The answer to this question, though, can only be given in the energetic affirmative. Indeed, all the detailed studies of statives undertaken by quite a few scholars, all the discussions concerning their systemic location and other related matters have produced very useful results, both theoretical and practical.
The traditional view of the stative was not supported by any special analysis, it was formed on the grounds of mere surface analogies and outer correlations. The later study of statives resulted in the exposition of their inner properties, in the discovery of their historical productivity as a subclass, in their systemic description on the lines of competent inter-class and inter-level comparisons. And it is due to the undertaken investigations (which certainly will be continued) that we are now in a position, though having rejected the fundamental separation of the stative from the adjective, to name the subclass of statives as one of the peculiar, idiomatic lexemic features of Modern English.
As is widely known, adjectives display the ability to be easily substantivized by conversion, i.e. by zero-derivation.
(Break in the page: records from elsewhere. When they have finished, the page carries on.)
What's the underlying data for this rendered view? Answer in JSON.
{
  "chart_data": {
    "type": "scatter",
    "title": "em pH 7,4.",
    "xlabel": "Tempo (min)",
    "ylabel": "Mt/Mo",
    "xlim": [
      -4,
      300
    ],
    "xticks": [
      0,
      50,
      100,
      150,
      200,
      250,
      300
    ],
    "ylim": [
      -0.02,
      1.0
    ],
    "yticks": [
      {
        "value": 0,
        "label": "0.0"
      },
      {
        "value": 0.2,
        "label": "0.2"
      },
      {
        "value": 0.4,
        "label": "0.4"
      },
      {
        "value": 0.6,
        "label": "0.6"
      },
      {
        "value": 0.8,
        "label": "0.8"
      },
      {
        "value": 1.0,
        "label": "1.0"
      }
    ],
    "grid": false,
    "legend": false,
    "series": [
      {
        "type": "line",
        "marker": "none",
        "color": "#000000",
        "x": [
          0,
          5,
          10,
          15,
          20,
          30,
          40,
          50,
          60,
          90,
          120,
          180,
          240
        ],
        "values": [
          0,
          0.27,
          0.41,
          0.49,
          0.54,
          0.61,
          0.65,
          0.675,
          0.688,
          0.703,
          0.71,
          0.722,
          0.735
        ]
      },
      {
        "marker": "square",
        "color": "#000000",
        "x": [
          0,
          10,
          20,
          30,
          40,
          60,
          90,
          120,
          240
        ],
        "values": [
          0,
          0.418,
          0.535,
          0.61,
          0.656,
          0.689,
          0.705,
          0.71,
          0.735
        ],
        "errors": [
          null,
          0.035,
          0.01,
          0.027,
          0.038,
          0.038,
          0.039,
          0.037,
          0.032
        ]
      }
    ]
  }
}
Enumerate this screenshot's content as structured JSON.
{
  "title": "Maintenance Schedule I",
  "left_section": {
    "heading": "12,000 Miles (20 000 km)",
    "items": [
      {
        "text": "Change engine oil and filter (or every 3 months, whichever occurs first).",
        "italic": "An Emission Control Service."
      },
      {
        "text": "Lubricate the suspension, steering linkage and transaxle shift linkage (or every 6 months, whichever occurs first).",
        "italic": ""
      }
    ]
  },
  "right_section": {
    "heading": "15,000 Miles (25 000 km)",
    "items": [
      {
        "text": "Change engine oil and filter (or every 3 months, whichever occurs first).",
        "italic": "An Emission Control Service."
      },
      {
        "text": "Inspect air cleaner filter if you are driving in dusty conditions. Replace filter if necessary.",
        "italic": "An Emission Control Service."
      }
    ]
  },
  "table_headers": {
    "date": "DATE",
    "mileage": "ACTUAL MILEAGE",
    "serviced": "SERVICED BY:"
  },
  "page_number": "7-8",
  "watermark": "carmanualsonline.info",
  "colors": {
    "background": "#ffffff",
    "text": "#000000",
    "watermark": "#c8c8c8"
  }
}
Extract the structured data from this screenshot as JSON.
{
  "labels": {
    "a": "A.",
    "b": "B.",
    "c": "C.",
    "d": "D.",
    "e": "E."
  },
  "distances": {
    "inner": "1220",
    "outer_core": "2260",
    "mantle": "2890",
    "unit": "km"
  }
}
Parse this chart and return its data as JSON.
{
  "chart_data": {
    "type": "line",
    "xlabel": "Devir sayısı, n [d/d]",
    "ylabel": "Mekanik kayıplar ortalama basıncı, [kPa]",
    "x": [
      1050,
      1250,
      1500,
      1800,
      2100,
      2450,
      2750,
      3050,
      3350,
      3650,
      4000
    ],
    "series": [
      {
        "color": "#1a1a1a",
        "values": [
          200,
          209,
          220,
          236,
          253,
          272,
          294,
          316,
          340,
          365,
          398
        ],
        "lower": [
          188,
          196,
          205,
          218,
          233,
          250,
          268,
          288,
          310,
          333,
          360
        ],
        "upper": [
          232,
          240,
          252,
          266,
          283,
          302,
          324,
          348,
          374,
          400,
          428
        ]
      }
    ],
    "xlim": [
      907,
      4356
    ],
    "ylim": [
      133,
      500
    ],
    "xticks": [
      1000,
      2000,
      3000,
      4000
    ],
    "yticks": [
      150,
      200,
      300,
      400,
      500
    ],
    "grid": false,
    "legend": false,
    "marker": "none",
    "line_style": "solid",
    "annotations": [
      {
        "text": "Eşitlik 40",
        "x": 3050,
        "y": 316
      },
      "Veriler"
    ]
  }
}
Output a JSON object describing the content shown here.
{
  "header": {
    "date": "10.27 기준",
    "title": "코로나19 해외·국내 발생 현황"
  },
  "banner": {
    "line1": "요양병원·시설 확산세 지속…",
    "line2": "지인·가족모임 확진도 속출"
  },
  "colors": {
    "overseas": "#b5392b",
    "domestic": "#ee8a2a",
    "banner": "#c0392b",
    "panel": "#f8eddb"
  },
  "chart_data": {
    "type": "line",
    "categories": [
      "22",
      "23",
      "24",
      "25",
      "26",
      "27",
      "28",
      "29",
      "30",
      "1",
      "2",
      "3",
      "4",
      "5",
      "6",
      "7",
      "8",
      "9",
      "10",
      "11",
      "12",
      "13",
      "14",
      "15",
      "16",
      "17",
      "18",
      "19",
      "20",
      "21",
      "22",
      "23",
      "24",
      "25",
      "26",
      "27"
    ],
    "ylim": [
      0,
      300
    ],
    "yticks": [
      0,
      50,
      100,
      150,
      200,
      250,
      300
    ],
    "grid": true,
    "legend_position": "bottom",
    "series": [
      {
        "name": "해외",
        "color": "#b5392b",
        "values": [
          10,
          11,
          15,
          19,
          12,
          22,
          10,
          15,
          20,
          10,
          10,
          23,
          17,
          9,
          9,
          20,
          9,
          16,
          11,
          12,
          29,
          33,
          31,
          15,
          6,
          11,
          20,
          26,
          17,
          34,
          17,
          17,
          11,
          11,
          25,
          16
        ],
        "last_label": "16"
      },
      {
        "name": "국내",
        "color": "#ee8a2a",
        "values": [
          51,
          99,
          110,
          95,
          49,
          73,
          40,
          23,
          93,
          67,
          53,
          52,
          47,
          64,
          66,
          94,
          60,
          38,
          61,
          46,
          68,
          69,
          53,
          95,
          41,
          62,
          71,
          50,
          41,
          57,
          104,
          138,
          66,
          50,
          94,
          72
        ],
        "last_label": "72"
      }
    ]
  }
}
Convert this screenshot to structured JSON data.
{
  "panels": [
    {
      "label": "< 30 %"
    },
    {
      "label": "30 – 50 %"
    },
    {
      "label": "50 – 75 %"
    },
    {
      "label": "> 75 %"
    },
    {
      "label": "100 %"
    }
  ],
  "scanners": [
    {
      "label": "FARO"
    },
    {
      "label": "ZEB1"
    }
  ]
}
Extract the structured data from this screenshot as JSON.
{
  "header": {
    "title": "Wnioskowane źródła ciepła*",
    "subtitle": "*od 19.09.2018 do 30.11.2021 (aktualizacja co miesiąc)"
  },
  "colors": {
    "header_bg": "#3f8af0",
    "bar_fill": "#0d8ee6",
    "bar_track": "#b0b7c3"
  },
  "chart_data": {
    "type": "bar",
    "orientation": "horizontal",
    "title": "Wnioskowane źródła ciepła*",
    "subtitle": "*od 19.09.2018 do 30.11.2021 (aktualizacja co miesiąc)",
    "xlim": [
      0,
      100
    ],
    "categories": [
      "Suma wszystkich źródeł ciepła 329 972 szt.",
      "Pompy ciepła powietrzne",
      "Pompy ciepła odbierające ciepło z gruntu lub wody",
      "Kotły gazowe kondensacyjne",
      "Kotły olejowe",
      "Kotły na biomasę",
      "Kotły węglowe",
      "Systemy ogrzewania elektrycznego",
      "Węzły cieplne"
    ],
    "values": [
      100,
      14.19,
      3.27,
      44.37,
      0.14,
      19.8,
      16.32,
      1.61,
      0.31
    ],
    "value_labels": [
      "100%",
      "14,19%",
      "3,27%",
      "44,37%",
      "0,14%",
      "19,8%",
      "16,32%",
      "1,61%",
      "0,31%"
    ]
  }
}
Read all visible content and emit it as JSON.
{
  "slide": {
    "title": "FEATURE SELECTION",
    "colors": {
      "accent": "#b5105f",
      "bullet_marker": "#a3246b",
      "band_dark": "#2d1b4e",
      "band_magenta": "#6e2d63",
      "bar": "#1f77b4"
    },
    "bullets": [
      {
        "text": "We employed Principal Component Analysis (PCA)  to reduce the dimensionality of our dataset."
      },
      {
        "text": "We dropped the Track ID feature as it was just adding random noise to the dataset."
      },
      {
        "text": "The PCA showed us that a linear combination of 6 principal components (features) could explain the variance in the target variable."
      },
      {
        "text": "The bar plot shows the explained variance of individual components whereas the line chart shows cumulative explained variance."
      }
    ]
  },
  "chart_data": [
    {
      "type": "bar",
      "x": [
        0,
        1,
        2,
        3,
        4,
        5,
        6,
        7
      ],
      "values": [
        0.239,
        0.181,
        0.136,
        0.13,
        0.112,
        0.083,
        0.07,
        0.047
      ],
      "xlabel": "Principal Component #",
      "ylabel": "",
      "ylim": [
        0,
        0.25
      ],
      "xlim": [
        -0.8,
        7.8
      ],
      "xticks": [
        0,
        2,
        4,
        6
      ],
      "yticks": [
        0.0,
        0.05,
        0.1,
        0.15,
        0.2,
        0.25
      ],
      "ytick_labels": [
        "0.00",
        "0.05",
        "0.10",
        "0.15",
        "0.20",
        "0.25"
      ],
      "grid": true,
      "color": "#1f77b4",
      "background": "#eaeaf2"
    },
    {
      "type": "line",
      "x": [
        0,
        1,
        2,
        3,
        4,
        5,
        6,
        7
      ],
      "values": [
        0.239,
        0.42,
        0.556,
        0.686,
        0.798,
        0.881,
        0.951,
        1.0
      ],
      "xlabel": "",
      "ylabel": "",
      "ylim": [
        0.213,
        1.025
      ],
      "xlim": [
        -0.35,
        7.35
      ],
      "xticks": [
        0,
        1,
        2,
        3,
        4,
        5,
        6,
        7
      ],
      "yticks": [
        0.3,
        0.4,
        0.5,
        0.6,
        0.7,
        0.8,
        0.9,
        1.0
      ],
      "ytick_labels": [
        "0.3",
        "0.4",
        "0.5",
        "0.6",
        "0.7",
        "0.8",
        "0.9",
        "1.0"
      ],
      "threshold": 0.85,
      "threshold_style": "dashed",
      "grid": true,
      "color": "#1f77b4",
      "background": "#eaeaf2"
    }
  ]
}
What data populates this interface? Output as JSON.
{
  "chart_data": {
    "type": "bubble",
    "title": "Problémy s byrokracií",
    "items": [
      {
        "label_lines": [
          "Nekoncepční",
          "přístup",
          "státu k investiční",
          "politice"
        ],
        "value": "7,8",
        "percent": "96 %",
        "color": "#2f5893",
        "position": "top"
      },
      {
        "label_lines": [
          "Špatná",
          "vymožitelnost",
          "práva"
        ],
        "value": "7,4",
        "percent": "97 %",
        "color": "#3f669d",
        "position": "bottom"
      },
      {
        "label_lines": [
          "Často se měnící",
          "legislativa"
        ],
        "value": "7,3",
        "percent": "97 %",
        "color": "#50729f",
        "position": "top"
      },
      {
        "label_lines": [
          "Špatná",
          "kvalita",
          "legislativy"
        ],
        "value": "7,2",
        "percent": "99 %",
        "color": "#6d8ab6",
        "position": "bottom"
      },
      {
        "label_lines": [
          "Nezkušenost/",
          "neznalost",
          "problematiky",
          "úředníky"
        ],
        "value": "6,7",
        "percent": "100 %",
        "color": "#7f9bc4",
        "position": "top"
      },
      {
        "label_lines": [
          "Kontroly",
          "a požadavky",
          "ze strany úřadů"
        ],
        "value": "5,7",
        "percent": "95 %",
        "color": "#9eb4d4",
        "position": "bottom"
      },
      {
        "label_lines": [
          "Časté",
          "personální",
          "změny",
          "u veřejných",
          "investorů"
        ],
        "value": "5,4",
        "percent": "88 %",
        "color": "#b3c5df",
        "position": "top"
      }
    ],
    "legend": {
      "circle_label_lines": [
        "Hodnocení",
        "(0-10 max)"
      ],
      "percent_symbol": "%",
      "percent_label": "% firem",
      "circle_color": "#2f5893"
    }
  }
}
Among the noun- converted adjectives we find both old units, well-established in the system of lexicon, and also new ones, whose adjectival etymology conveys to the lexeme the vivid colouring of a new coinage.
For instance, the words a relative or a white or a dear bear an unquestionable mark of established tradition, while such a noun as a sensitive used in the following sentence features a distinct flavour of purposeful conversion: He was a regional man, a man who wrote about sensitives who live away from the places where things happen.
Compare this with the noun a high in the following example: The weather report promises a new high in heat and humidity.
From the purely categorial point of view, however, there is no difference between the adjectives cited in the examples and the ones given in the foregoing enumeration, since both groups equally express constitutive categories of the noun, i.e. the number, the case, the gender, the article determination, and they likewise equally perform normal nounal functions.